Checking if an ID exists in Pinecone vector database and retrieving the IDs only

Hi there! I am trying to get the ids in my pinecone index in a list so I can compare it against the ids in my database before upserting new rows to the index, this is to avoid duplication. If a given ID already exisits, we will not be upserting that row of data from the database.
This is what I tried, but was a bust:

def get_existing_ids_from_pinecone(pinecone_namespace: str) -> list:
    """
    Retrieve all indexed IDs from the specified Pinecone namespace.

    :param pinecone_namespace: The Pinecone namespace to retrieve indexed data from.
    :return: List of indexed ID values.
    """
    pinecone_project_name = os.environ['PINECONE_PROJECT_NAME']
    pinecone_index_name = os.environ['PINECONE_INDEX_NAME']
    
    
    index = pinecone_obj.Index(pinecone_index_name)

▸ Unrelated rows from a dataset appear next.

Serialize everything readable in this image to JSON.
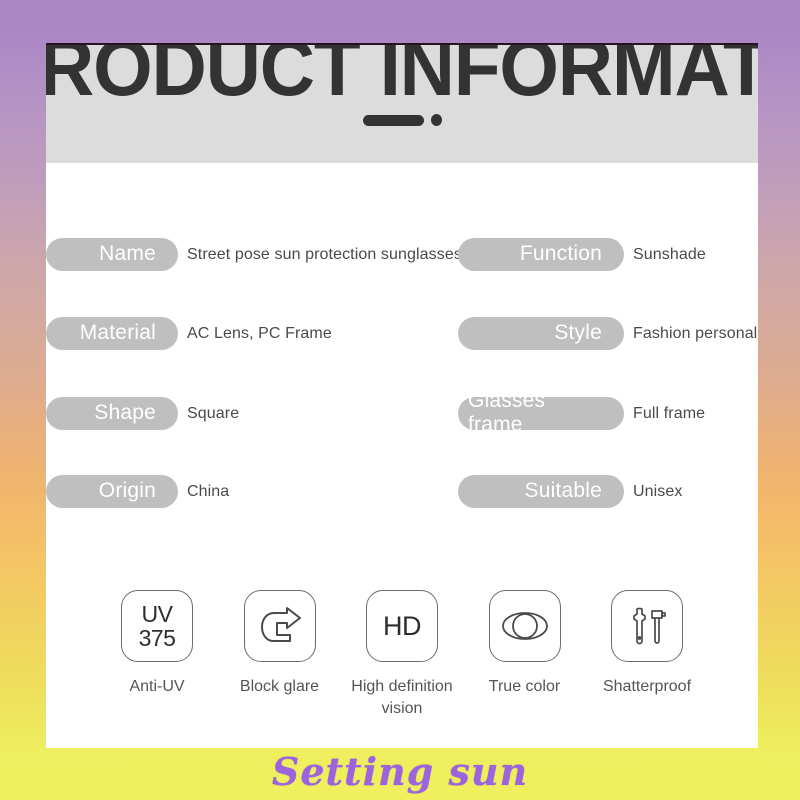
{
  "card": {
    "header": {
      "title": "PRODUCT INFORMATION",
      "rule_bar": "",
      "rule_dot": ""
    },
    "specs": {
      "left": [
        {
          "label": "Name",
          "value": "Street pose sun protection sunglasses"
        },
        {
          "label": "Material",
          "value": "AC Lens, PC Frame"
        },
        {
          "label": "Shape",
          "value": "Square"
        },
        {
          "label": "Origin",
          "value": "China"
        }
      ],
      "right": [
        {
          "label": "Function",
          "value": "Sunshade"
        },
        {
          "label": "Style",
          "value": "Fashion personality"
        },
        {
          "label": "Glasses frame",
          "value": "Full frame"
        },
        {
          "label": "Suitable",
          "value": "Unisex"
        }
      ]
    },
    "features": [
      {
        "icon": "uv-375-icon",
        "glyph_line1": "UV",
        "glyph_line2": "375",
        "label": "Anti-UV"
      },
      {
        "icon": "u-turn-arrow-icon",
        "glyph_line1": "",
        "glyph_line2": "",
        "label": "Block glare"
      },
      {
        "icon": "hd-icon",
        "glyph_line1": "HD",
        "glyph_line2": "",
        "label": "High definition vision"
      },
      {
        "icon": "overlapping-lens-icon",
        "glyph_line1": "",
        "glyph_line2": "",
        "label": "True color"
      },
      {
        "icon": "wrench-hammer-icon",
        "glyph_line1": "",
        "glyph_line2": "",
        "label": "Shatterproof"
      }
    ]
  },
  "watermark": {
    "text": "Setting sun"
  },
  "colors": {
    "background_top": "#ab87c6",
    "background_mid": "#f0b06e",
    "background_bottom": "#f0f05f",
    "card_background": "#ffffff",
    "header_band": "#dcdcdc",
    "pill": "#bfbfbf",
    "pill_text": "#ffffff",
    "value_text": "#4a4a4a",
    "title_text": "#333333",
    "icon_stroke": "#6d6d6d",
    "watermark_text": "#9b63dc"
  }
}
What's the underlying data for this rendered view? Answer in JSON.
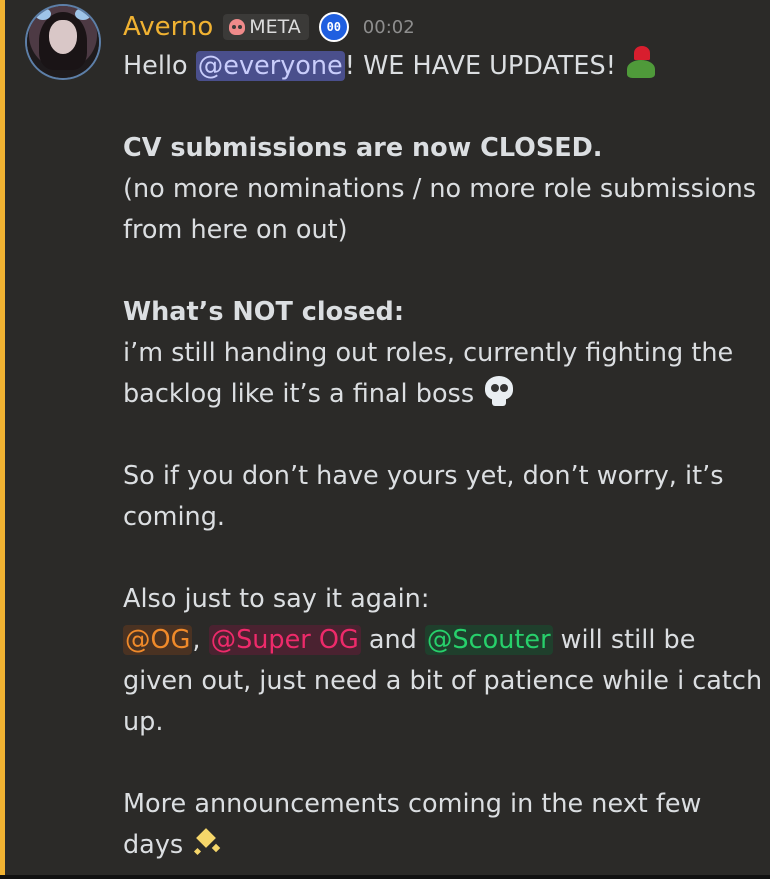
{
  "message": {
    "author": "Averno",
    "role_tag": "META",
    "badge_text": "00",
    "timestamp": "00:02",
    "accent_color": "#f0b232",
    "lines": {
      "l1_pre": "Hello ",
      "l1_mention": "@everyone",
      "l1_post": "! WE HAVE UPDATES!",
      "l2": "CV submissions are now CLOSED.",
      "l3": "(no more nominations / no more role submissions",
      "l4": "from here on out)",
      "l5": "What’s NOT closed:",
      "l6": "i’m still handing out roles, currently fighting the",
      "l7": "backlog like it’s a final boss",
      "l8": "So if you don’t have yours yet, don’t worry, it’s",
      "l9": "coming.",
      "l10": "Also just to say it again:",
      "l11_m1": "@OG",
      "l11_sep1": ", ",
      "l11_m2": "@Super OG",
      "l11_sep2": " and ",
      "l11_m3": "@Scouter",
      "l11_post": " will still be",
      "l12": "given out, just need a bit of patience while i catch",
      "l13": "up.",
      "l14": "More announcements coming in the next few",
      "l15": "days"
    },
    "emojis": {
      "updates": "heart-on-head-emoji",
      "boss": "skull-emoji",
      "days": "sparkles-emoji"
    }
  }
}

    # Use Pinecone's query functionality to get all vectors and their metadata
    ids_in_pinecone = []
    fetch_limit = 1000  # Adjust this limit based on your dataset size and performance
    last_retrieved = None  # Used to track pagination

    LOGGER.debug("Fetching existing indexed IDs from Pinecone.")

    while True:
        # Fetch vectors in batches using pagination to avoid overloading the system
        if last_retrieved:
            response = index.query(
                namespace=pinecone_namespace,
                vector=[0] * 3072,  # Use an arbitrary zero vector to query without filtering
                top_k=fetch_limit,
                include_metadata=True
            )
        else:
            response = index.query(
                namespace=pinecone_namespace,
                vector=[0] * 3072,  # Use an arbitrary zero vector to query without filtering
                top_k=fetch_limit,
                include_metadata=True
            )

        # Process the response and extract IDs
        matches = response.get("matches", [])
        if not matches:
            break  # Stop if no more data is available

        for match in matches:
            id_unique = match.get("id")
            if id_unique:
                ids_in_pinecone.append(id_unique)

        # Update last_retrieved for the next iteration (pagination)
        if len(matches) < fetch_limit:
            break  # Stop if fewer than fetch_limit records are returned, meaning we're done

        last_retrieved = matches[-1]["id"]

    LOGGER.debug(f"Number of IDs fetched from Pinecone: {len(ids_in_pinecone)}.")

    return ids_in_pinecone

This doesn’t work, and just gets hung or timed out if I increase the fetch_rate. This is a serverless pod btw and is of 3072 dimensions. I want to also mention that I was testing with 10K vectors but originally we are bound to have about 60K -70 K and the speed is a big issue in this scenario. Being able to fetch all the ids in a small time frame is important for our application.

The highlighted yellow in the image below is how the IDs are in our vector database after embedding and indexing, they are stored as string ‘id’.

image

I did see a lot of posts on retrieving a list of IDs in an index but its unclear on how to use it for my use case.
We only embed and index the rows which are not already embedded! Any help is appreciated :slight_smile: Let me know if you need more clarification or context!

I figured it out! thank you :slight_smile: this can be marked done!